C’est notre pacte républicain qui est en grand danger

Il est des moments, dans la vie d’une nation, auxquels on ne saurait se contenter de répondre en empruntant des sentiers tant de fois battus, ou plutôt rebattus, que l’on s’y embourbe aisément. Ainsi en va-t-il de l’adoption, par le Parlement, ce 19 décembre, de la loi dite immigration. Si ce vote a considérablement accéléré une crise politique telle que la France n’en a pas vraiment connue depuis les origines de la V° République, et telle que l’on peine encore à imaginer quels seront les effets à long terme, ce n’est pas seulement en raison de l’enterrement du « en même temps » dont l’hôte de l’Élysée avait fait la marque de ses quinquennats avant de se rallier sans fard aux vues de la droite la plus réactionnaire qui se puisse imaginer. Ce n’est pas non plus, simplement, en raison du nombre de députés macronistes qui ont fait défaut au gouvernement dans le vote d’un texte adoubé par l’extrême droite. Et ce n’est même pas en raison de la démission du ministre de la Santé — et des menaces, vite retirées il est vrai, d’autres départs —, bien qu’elles se révèlent un symptôme du terrible affaiblissement du pouvoir. En l’occurrence, il faut remonter aux années de désintégration du hollandisme pour retrouver de tels événements. Et encore, les « frondeurs » de l’époque n’atteignirent-ils jamais le quart du groupe socialiste, ce qui est le cas des récalcitrants du groupe Renaissance aujourd’hui. Se trouve, plus profondément, en cause la remise en question du socle politique, social, institutionnel sur lequel avait été fondé, huit décennies durant, notre République.
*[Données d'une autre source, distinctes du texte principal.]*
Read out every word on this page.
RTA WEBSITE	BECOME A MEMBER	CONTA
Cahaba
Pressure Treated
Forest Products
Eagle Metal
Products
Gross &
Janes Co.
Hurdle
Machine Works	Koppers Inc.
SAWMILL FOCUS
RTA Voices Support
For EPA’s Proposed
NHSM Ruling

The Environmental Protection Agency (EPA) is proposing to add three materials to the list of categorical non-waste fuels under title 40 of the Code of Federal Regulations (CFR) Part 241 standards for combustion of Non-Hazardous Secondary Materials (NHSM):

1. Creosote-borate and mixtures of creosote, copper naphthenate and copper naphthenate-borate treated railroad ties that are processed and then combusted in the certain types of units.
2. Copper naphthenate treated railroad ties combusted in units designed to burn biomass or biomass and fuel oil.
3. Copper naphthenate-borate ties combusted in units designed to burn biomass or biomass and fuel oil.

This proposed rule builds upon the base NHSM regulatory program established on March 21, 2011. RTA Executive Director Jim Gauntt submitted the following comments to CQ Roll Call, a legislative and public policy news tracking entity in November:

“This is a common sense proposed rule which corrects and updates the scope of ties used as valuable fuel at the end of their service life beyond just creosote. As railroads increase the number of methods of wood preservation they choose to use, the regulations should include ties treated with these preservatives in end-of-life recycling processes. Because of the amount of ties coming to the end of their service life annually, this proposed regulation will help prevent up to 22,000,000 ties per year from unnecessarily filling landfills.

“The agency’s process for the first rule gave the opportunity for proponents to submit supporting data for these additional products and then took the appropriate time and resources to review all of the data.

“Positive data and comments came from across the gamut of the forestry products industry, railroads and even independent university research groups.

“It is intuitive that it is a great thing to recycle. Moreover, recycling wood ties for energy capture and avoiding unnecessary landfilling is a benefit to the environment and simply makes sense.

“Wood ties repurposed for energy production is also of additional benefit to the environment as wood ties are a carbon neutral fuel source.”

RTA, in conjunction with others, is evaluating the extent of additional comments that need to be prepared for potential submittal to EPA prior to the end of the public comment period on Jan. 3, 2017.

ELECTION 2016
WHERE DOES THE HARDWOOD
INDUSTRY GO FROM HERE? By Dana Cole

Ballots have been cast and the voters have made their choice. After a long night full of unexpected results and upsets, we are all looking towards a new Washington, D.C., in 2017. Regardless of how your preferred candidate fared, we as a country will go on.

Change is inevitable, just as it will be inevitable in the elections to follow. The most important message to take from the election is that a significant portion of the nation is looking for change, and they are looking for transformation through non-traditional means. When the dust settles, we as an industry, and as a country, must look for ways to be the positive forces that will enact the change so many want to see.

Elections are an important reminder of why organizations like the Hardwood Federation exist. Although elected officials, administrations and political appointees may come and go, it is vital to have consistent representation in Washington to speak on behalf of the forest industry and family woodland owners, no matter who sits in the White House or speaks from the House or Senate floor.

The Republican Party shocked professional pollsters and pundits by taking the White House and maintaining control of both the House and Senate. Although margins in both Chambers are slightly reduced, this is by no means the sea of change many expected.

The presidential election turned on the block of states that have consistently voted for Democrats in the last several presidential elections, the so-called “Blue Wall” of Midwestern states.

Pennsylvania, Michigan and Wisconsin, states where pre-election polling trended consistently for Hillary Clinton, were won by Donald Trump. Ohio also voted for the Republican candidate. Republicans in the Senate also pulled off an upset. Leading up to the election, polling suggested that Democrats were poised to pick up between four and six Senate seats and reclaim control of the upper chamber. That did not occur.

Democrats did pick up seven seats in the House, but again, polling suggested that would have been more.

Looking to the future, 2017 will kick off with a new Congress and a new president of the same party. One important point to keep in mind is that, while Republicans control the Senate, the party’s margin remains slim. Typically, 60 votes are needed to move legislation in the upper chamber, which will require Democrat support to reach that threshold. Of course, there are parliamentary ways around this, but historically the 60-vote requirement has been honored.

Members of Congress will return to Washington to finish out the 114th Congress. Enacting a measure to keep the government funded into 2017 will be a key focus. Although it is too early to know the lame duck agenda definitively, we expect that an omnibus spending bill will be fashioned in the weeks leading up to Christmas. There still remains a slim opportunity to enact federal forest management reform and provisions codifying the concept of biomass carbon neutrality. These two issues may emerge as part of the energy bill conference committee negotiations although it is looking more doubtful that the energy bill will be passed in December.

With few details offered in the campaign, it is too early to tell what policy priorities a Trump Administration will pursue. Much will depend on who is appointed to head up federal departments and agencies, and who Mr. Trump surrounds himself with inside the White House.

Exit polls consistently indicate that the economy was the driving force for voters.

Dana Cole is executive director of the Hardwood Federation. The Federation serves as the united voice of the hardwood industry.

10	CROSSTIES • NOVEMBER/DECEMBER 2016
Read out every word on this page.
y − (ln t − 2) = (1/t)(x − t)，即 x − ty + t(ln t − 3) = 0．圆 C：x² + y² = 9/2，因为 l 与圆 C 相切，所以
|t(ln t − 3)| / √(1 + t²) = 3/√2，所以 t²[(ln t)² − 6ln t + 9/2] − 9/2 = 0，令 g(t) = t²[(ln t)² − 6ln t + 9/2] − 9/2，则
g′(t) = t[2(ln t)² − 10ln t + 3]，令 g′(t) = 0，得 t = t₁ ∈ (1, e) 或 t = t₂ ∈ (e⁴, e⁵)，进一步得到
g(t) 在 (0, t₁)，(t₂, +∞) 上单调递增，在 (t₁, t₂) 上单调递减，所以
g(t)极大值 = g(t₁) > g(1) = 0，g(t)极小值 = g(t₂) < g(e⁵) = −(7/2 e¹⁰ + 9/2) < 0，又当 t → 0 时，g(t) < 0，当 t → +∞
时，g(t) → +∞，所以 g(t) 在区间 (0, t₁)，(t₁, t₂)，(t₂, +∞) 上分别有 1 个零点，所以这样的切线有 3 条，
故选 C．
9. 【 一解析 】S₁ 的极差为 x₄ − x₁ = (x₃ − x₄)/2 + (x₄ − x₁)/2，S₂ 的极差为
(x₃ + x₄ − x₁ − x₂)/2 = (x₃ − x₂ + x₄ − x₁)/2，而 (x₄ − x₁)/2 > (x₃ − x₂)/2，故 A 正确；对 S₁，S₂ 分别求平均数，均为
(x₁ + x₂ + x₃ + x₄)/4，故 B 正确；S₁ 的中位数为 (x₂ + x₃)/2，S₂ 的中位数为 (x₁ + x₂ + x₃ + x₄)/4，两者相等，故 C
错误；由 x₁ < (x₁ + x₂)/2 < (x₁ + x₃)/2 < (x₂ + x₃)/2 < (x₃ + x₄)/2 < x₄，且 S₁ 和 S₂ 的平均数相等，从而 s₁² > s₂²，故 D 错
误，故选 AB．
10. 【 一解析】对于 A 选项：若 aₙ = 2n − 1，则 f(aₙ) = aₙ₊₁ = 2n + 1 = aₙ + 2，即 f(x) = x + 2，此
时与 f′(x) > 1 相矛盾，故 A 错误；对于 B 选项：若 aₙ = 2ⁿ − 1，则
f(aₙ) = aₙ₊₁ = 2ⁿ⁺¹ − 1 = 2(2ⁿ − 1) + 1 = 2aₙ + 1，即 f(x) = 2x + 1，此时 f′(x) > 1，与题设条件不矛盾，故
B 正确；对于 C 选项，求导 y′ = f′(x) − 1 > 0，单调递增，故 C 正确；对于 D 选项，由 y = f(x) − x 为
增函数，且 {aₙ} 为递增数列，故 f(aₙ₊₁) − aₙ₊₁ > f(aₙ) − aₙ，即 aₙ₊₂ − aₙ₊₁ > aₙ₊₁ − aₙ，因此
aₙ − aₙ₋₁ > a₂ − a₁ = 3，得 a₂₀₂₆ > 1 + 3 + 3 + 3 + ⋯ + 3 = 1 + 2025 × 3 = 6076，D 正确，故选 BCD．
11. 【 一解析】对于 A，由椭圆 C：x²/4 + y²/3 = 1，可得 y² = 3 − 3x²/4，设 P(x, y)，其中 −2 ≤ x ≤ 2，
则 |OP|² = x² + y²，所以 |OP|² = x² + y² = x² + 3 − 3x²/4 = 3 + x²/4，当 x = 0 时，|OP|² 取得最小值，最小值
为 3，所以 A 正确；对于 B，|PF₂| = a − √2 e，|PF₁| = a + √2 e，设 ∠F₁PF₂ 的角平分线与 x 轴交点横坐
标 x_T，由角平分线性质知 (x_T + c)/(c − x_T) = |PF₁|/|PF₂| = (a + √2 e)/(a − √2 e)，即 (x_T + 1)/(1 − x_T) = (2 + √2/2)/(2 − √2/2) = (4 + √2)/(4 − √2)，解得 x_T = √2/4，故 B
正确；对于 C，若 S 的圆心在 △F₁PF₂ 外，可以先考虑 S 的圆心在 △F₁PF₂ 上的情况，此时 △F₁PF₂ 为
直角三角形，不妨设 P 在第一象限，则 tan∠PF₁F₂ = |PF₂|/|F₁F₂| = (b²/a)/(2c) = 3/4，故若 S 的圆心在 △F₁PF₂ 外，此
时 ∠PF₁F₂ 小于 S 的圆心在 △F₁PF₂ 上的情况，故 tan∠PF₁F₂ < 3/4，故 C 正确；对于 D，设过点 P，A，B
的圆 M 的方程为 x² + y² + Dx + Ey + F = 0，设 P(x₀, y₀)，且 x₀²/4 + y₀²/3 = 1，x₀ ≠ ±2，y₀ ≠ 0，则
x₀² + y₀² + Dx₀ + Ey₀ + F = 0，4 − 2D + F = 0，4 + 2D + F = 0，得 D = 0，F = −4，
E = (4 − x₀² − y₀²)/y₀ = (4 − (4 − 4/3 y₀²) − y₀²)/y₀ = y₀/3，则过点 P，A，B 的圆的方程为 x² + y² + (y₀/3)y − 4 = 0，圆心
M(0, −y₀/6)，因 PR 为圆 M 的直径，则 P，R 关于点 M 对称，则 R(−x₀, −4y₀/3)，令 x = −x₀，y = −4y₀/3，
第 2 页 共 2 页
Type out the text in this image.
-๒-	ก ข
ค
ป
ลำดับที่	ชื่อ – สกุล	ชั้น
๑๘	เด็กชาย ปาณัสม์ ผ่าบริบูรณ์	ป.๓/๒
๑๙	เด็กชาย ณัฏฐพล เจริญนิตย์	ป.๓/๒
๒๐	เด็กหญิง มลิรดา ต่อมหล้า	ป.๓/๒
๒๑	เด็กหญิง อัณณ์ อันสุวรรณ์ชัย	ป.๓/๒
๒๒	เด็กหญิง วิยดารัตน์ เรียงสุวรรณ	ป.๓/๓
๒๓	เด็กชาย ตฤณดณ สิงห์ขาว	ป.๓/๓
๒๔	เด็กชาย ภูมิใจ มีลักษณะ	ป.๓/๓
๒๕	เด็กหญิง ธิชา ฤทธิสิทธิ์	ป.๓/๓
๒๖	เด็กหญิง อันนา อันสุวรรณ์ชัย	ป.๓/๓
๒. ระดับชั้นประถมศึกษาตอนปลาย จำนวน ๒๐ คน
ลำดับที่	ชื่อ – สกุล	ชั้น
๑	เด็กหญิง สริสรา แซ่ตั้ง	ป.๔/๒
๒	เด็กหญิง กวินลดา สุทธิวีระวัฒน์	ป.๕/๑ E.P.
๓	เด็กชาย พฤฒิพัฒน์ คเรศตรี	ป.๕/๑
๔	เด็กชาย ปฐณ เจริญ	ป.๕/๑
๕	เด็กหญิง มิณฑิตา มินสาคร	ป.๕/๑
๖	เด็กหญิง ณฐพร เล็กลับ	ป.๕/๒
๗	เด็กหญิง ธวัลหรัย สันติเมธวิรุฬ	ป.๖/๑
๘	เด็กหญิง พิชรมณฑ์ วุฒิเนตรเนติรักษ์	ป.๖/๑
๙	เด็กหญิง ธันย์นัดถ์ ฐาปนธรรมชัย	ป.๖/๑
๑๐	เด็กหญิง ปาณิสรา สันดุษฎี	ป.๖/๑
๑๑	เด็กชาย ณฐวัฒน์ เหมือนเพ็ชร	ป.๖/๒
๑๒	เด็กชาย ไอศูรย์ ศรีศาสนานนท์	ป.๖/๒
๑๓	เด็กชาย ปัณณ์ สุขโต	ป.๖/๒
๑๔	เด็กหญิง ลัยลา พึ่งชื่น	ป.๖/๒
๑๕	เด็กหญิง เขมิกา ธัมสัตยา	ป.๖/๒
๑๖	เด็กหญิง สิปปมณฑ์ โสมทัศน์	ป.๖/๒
Divers organes de presse ont parfaitement identifié l’extrême dangerosité de la tourmente dans laquelle entre le pays. Le Monde du 20 décembre titrait, par exemple, l’un de ses papiers : « Comment le camp présidentiel flirte avec l’idéologie de la ‘’préférence nationale’’. » Ce sur quoi, La Croix renchérissait : « La préférence nationale s’impose dans le débat. » De fait, il faut prendre la pleine mesure de ce qu’annoncent les principaux articles de la nouvelle loi. Celle-ci ne répond en aucun cas au défi que pose à nos sociétés l’exil forcé d’êtres humains fuyant les guerres, la misère, les dictatures ou le dérèglement climatique, pas plus qu’elle ne définit une politique démocratique et humaine de régulation de ces flux migratoires. Soumettre à un délai de carence de cinq ans les allocations familiales et les allocations logement comme l’allocation personnalisée d’autonomie destinée aux personnes dépendantes, supprimer l’automaticité de l’obtention de la nationalité française pour les personnes nées en France de parents étrangers lorsqu’ils deviennent majeurs, accorder aux préfets la faculté discrétionnaire de régulariser les travailleurs étrangers dans les fameux « métiers en tension », instaurer le principe d’une caution à verser par les étudiants extra-européens souhaitant venir se former dans nos universités (à moins, suggère le texte législatif, qu’ils ne soient jugés suffisamment méritants !), durcir les conditions du regroupement familial (dont les bases juridiques avaient été jetées aux lendemains de la Libération), restreindre l’accès aux titres de séjour « étrangers malades », exclure de l’hébergement d’urgence des personnes aussi fragiles que les sans-papiers sous obligation de quitter le territoire relèvent bel et bien d’une lepénisation brutale du débat public. Laquelle traduit une rupture fondamentale avec le principe d’égalité des droits à disposer d’une protection garantie par la puissance publique, tel qu’il se trouve inscrit dans le préambule de la Constitution.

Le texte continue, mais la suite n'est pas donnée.